Eu não recebi pedidos. Aliás, eu nunca recebi pedidos dessa natureza de interesses, nem do MEC, nem do presidente da República, nem de universidades privadas.
Recebi, sim, demanda desconfortável, em diálogo com o CNE [Conselho Nacional de Educação], de que universidades correm risco de ser descredenciadas porque não têm o mínimo exigido em lei de quatro mestrados e dois doutorados. São três anos sem abrir APCN, em um calendário que era anual.
Eu sou egressa de universidade privada, mas não quer dizer que não tenha absoluta admiração pelo que representa nossa universidade pública. Trazer essa dualidade é um engano.
A pós é dividida em um cenário de 80% no âmbito público e 20% no privado. Os investimentos das privadas para manter a pós são muito grandes. Uma das metas é construir pontes entre público e privado para aperfeiçoar o sistema e oferecer a pós em lugares que não se sabe o que é um doutorado.
A EAD [educação a distância] é a grande aposta de lucratividade do setor privado e houve acusações de pressão para acelerar os processos de criação desses programas. A abertura do sistema não pode ser predatória, tem de ser evolutiva e qualitativa. Confundir EAD com sucateamento é um erro. Mas a previsão desses cursos já existia na última APCN.
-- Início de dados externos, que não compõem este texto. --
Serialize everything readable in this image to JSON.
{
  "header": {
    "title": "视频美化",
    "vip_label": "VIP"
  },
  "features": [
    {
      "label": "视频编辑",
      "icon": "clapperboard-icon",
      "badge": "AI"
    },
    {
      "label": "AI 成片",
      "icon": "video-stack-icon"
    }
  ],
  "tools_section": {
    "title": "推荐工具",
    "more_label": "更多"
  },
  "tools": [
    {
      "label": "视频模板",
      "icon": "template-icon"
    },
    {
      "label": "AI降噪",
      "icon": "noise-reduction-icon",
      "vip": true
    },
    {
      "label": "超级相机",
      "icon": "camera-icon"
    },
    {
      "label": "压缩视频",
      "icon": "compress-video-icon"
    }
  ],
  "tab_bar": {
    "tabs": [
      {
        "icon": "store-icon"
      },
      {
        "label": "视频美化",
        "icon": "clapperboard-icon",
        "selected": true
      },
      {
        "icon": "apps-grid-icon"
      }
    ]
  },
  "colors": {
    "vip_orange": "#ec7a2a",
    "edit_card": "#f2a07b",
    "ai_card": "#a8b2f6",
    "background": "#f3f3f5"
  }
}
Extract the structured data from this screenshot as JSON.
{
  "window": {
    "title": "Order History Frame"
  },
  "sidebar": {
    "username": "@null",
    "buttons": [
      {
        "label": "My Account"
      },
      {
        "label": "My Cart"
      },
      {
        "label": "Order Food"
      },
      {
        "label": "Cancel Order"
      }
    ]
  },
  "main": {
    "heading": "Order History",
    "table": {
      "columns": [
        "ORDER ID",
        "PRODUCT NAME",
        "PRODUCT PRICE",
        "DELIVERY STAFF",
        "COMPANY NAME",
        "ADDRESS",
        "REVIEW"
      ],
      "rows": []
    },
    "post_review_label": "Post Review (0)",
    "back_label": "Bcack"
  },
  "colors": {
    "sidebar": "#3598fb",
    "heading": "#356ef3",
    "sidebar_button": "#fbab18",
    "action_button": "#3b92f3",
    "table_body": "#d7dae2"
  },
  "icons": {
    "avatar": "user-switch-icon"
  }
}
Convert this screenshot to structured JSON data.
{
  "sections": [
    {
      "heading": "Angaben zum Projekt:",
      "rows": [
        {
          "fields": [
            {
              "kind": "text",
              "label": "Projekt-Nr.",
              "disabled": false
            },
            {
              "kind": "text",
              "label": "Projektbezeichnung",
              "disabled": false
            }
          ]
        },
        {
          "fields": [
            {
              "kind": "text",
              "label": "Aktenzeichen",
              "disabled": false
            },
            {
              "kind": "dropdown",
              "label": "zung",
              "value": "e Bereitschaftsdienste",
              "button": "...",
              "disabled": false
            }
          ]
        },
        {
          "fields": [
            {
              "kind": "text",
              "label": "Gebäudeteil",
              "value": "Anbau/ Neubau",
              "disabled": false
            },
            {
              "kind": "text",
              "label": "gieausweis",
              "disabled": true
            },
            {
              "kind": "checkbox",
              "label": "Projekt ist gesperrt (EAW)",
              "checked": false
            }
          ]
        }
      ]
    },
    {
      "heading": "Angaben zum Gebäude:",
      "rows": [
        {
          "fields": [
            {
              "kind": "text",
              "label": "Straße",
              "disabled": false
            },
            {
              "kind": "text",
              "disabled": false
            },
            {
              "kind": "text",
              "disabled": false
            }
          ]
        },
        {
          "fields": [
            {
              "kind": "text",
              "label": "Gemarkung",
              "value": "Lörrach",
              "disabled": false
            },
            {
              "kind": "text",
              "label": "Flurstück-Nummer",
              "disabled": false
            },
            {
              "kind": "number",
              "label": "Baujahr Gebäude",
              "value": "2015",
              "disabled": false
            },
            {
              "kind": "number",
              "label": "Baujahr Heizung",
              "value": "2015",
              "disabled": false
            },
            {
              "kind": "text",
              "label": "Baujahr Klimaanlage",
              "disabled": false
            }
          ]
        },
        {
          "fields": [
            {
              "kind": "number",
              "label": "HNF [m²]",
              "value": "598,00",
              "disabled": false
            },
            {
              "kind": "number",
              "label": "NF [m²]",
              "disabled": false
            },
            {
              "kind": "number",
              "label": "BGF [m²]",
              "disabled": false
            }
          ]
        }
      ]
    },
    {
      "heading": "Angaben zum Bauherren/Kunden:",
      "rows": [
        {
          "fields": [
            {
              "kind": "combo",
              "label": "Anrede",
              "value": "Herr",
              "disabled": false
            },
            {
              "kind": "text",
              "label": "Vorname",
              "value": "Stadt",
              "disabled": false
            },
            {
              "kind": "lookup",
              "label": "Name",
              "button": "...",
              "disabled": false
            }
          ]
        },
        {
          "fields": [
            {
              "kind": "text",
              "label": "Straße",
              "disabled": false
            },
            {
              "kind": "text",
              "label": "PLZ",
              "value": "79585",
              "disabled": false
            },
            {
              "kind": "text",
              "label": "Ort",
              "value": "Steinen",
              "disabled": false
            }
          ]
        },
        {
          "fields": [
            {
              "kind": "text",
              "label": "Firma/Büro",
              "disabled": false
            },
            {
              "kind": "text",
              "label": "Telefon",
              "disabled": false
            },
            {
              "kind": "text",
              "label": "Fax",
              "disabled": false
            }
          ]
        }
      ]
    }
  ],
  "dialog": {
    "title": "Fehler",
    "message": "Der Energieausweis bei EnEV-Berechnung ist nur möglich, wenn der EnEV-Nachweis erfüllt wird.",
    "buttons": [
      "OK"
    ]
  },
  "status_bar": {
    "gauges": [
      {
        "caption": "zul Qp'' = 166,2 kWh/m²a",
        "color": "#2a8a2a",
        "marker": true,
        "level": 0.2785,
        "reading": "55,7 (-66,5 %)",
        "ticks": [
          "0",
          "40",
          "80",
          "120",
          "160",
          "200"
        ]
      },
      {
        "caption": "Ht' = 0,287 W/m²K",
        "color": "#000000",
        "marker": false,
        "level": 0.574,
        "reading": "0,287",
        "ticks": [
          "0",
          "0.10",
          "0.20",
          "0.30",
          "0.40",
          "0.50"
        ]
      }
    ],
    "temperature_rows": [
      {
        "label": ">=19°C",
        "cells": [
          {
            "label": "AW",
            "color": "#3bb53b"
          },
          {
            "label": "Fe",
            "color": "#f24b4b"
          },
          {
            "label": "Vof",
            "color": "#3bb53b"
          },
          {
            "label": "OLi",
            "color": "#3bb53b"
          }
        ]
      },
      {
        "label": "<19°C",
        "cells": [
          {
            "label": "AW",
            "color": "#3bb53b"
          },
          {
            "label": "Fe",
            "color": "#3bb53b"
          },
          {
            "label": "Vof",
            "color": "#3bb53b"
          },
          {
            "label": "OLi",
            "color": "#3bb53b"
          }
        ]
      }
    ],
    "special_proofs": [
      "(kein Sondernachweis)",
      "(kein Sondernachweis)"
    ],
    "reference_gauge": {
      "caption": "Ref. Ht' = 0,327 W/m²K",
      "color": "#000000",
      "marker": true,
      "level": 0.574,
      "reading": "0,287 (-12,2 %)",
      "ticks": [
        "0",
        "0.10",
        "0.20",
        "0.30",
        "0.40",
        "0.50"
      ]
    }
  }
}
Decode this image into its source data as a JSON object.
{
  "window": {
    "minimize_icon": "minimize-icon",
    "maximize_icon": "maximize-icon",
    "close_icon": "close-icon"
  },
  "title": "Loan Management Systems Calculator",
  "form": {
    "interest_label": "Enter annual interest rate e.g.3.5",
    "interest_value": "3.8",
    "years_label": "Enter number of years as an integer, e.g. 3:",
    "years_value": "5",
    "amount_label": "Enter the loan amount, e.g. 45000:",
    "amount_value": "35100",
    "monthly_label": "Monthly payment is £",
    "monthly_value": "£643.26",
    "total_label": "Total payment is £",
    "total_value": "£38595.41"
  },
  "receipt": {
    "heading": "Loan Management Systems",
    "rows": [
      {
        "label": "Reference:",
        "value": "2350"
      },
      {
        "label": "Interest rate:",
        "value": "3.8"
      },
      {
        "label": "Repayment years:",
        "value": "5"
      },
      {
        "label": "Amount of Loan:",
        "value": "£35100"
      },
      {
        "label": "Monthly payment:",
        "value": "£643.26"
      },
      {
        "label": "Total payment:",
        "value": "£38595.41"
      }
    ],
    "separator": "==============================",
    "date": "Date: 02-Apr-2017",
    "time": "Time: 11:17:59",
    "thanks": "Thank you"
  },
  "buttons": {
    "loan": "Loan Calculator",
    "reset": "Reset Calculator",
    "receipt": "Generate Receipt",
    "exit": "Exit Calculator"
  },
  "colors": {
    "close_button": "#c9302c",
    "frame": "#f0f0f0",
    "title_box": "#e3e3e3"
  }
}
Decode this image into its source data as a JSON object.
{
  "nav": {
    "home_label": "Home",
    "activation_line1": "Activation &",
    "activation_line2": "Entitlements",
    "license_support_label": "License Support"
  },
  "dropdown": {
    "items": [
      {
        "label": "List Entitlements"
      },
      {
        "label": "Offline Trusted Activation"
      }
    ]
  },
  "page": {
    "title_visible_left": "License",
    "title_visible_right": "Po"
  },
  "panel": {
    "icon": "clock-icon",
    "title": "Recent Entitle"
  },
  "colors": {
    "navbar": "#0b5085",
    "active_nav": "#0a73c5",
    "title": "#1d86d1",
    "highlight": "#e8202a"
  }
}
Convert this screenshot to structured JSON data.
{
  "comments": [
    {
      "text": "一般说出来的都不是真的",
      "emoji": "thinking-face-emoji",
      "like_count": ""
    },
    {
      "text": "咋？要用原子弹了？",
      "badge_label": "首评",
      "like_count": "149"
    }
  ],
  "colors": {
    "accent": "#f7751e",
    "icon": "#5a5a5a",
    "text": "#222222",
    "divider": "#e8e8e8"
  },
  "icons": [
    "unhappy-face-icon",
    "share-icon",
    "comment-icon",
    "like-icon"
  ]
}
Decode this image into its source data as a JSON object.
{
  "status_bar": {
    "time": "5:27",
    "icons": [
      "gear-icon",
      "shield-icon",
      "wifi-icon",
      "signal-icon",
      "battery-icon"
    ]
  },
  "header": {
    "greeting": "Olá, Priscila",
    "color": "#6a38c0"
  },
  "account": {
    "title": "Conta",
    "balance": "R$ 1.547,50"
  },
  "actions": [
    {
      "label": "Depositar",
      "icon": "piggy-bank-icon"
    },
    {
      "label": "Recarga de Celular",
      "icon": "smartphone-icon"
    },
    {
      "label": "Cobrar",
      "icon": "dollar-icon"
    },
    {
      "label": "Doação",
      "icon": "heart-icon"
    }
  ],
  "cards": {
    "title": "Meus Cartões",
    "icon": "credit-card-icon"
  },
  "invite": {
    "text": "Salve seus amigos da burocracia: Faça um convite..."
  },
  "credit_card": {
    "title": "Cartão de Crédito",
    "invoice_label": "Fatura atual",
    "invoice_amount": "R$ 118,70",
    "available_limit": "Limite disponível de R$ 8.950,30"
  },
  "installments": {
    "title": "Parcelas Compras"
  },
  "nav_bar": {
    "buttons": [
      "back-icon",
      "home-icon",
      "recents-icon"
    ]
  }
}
A diretoria de avaliação solicitou adequação de alguns documentos à legislação e reconheço que ela foi enfática. Os coordenadores são senhores dos seus colegiados, poderiam ter dito “não vamos fazer”, mas todos entregaram os documentos, inclusive os renunciantes.
Esse argumento não faz sentido também porque quem vai julgar as propostas [submetidas com a abertura da APCN] é o próprio colegiado. No último processo, foram 17 pedidos de EAD e 100% foram reprovados.
Quando assumiu, a sra. recebeu críticas de que seu currículo não estaria à altura do cargo, e agora enfrenta renúncias. Acha que o fato de ser mulher influencia esse quadro? Eu tenho certeza. Não tinha antes, e não avaliava que essa vulnerabilidade da representação da mulher aparecesse no cenário da Capes.
Em um universo de 318 coordenadores, não há nenhum negro, quase 70% são homens. O modelo reproduz a realidade da sociedade e talvez precise de ações afirmativas.
Fizemos portaria com definição de comissão para um censo da pós-graduação brasileira e podemos fazer [a aferição] de inúmeras vulnerabilidades, como a representatividade dos negros, de orientação sexual, socioeconômica.
Sou apenas a quarta mulher [à frente] da Capes em 70 anos. Os números gritam o preconceito, a misoginia.
O pior é a meia verdade, é pior que uma grande mentira. Buscam-se críticas, narrativas desencontradas, como não dar diálogo, uma série de pecados mortais que a academia elege nos quais estão subjacentes a misoginia.
Acho que toda mulher é vítima de preconceito. A mulher brasileira é discriminada se for negra, se for pobre, se for rica, se for loira, se for doutora, analfabeta, se for presidente da Capes. Sem nenhuma crítica às grandes áreas do conhecimento, mas ser a primeira mulher do direito também foi um ônus.
Esses são temas tratados como menores no governo Jair Bolsonaro. Quando assumi, ouvi do presidente da República: “A senhora tem carta branca para fazer o seu melhor”. E nunca recebi um pedido que censurasse a defesa das causas da mulher, a defesa das causas das humanidades.
Aliás, encontrei a Capes com uma política de diminuição de investimento da área de humanidades. Eu não tenho nenhuma restrição do ministro Milton Ribeiro [da Educação] nem do presidente em manter esse recuo das humanidades, que são as áreas que defendem as vulnerabilidades.
O modelo de distribuição de bolsas de 2022 vai devolver a igualdade de investimentos nas três áreas de conhecimento.
A Capes já teve corte de bolsas e atrasou pagamentos neste ano. Com cortes de orçamento, dá para dizer que o governo prioriza a ciência? Estou aqui defendendo a Capes, levando com transparência para sociedade os números. O sistema cresce e as bolsas precisam crescer.
Não é um cenário perfeito, mas todas as dificuldades que tivemos de orçamento foram atendidas pelo MEC, temos combatido assimetrias de oferta com projetos no semiárido, na Amazônia.
A previsão do orçamento do próximo ano tem um déficit de R$ 800 milhões [dentro de uma rubrica prevista de R$ 3,14 bilhões]. Temos aceno do MEC que conseguiremos alcançar a demanda.